Johnny: "Well although my background is far from todays typical games developer, once it was the norm. The whole industry started off in bedrooms with people like me and Pete. So I think we were typical games developers. Well for the 80's!
But you are right with ADS not supposed to be a games developer. That sort of came by accident. The ADS in its original format was supposed to be a support centre for the existing external development that was still underway after the sad demise of the Dorking Studios. What had happened is that when Philips made the desision to shut down Dorking, there were a lot of titles being developed elsewhere that relied on its resources, such as Digital Video Encoding for the mpeg movie sequences. Back then it was a big thing to encode something to mpeg and needed thousands of quids worth of kit. You couldn't just run it through a windows converter. Software encoding was not an option. And you had to do it by hand to do it well, set up the cut scenes, otherwise you'd get major artifacting (Thats the big oity toity a-level word for those weird squares you get when you're trying to watch porn on your computer!). The number of times I've had problems setting up non-standard Intra Matrixes on non-standard output resolutions. I can tell you Lost Eden with its wide screen aspect ratio was a total bugger!
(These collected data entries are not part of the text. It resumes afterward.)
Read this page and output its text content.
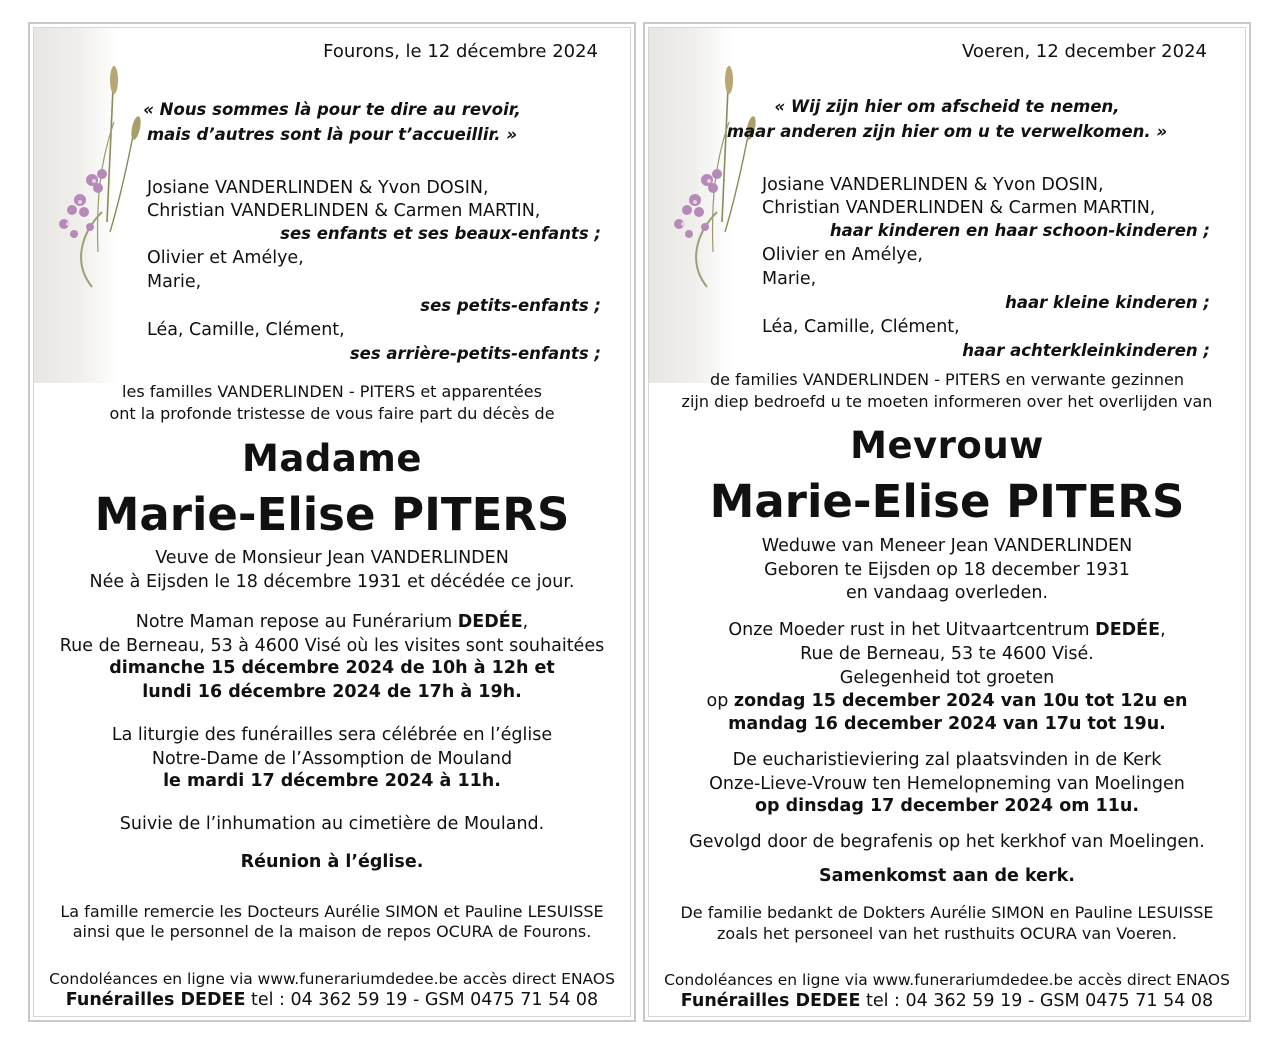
Fourons, le 12 décembre 2024
« Nous sommes là pour te dire au revoir,
mais d’autres sont là pour t’accueillir. »
Josiane VANDERLINDEN & Yvon DOSIN,
Christian VANDERLINDEN & Carmen MARTIN,
ses enfants et ses beaux-enfants ;
Olivier et Amélye,
Marie,
ses petits-enfants ;
Léa, Camille, Clément,
ses arrière-petits-enfants ;
les familles VANDERLINDEN - PITERS et apparentées
ont la profonde tristesse de vous faire part du décès de
Madame
Marie-Elise PITERS
Veuve de Monsieur Jean VANDERLINDEN
Née à Eijsden le 18 décembre 1931 et décédée ce jour.
Notre Maman repose au Funérarium DEDÉE,
Rue de Berneau, 53 à 4600 Visé où les visites sont souhaitées
dimanche 15 décembre 2024 de 10h à 12h et
lundi 16 décembre 2024 de 17h à 19h.
La liturgie des funérailles sera célébrée en l’église
Notre-Dame de l’Assomption de Mouland
le mardi 17 décembre 2024 à 11h.
Suivie de l’inhumation au cimetière de Mouland.
Réunion à l’église.
La famille remercie les Docteurs Aurélie SIMON et Pauline LESUISSE
ainsi que le personnel de la maison de repos OCURA de Fourons.
Condoléances en ligne via www.funerariumdedee.be accès direct ENAOS
Funérailles DEDEE tel : 04 362 59 19 - GSM 0475 71 54 08
Voeren, 12 december 2024
« Wij zijn hier om afscheid te nemen,
maar anderen zijn hier om u te verwelkomen. »
Josiane VANDERLINDEN & Yvon DOSIN,
Christian VANDERLINDEN & Carmen MARTIN,
haar kinderen en haar schoon-kinderen ;
Olivier en Amélye,
Marie,
haar kleine kinderen ;
Léa, Camille, Clément,
haar achterkleinkinderen ;
de families VANDERLINDEN - PITERS en verwante gezinnen
zijn diep bedroefd u te moeten informeren over het overlijden van
Mevrouw
Marie-Elise PITERS
Weduwe van Meneer Jean VANDERLINDEN
Geboren te Eijsden op 18 december 1931
en vandaag overleden.
Onze Moeder rust in het Uitvaartcentrum DEDÉE,
Rue de Berneau, 53 te 4600 Visé.
Gelegenheid tot groeten
op zondag 15 december 2024 van 10u tot 12u en
mandag 16 december 2024 van 17u tot 19u.
De eucharistieviering zal plaatsvinden in de Kerk
Onze-Lieve-Vrouw ten Hemelopneming van Moelingen
op dinsdag 17 december 2024 om 11u.
Gevolgd door de begrafenis op het kerkhof van Moelingen.
Samenkomst aan de kerk.
De familie bedankt de Dokters Aurélie SIMON en Pauline LESUISSE
zoals het personeel van het rusthuits OCURA van Voeren.
Condoléances en ligne via www.funerariumdedee.be accès direct ENAOS
Funérailles DEDEE tel : 04 362 59 19 - GSM 0475 71 54 08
But I digress. There was never any intention of the ADS being a developer. Of the few of the Old Dorking crew who were offered the chance to join, many declined because of one reason or another. So it basically began life as 3 blokes (Me - CGI and Digital Video, Paul Reid - Inhouse net work guy and Tim Page on the coding side)... sitting in a tiny office in Redhill, packed to the brim with millions of pounds worth of the latest computers, animation tools, and Digital/Analogue Video Equipment. Which was cool because I taught myself a lot by having access to this stuff. I was listening to MP3's, originally the Audio standard for mpeg-1 many years before anybody else had heard of them! We'd answer the phones all day and It just was "The IT Crowd" but for real.
Then to ease Tims support Job. The old 'have you tried turning it off and turning it on again trick didn't work with CDi, we had to replace the programmers that decided not to take the ADS role, so I got him in touch with these gamers I'd met in mosely who were writing shit hot PC games from their bedroom. Andy Morton and Tom Drummond. When they joined Pac-Panic (or pac attack as it was originally called) was going to be published by Philips. Andy Morton wrote a multiplexer that could fill safe areas with animated sprites (A MEAN FEAT on CDi), so the go ahead was given to add the CDi version to the catalogue. That was the ADS entry into games development as a sole entity, though we had a hand in a lot of the other games out there too."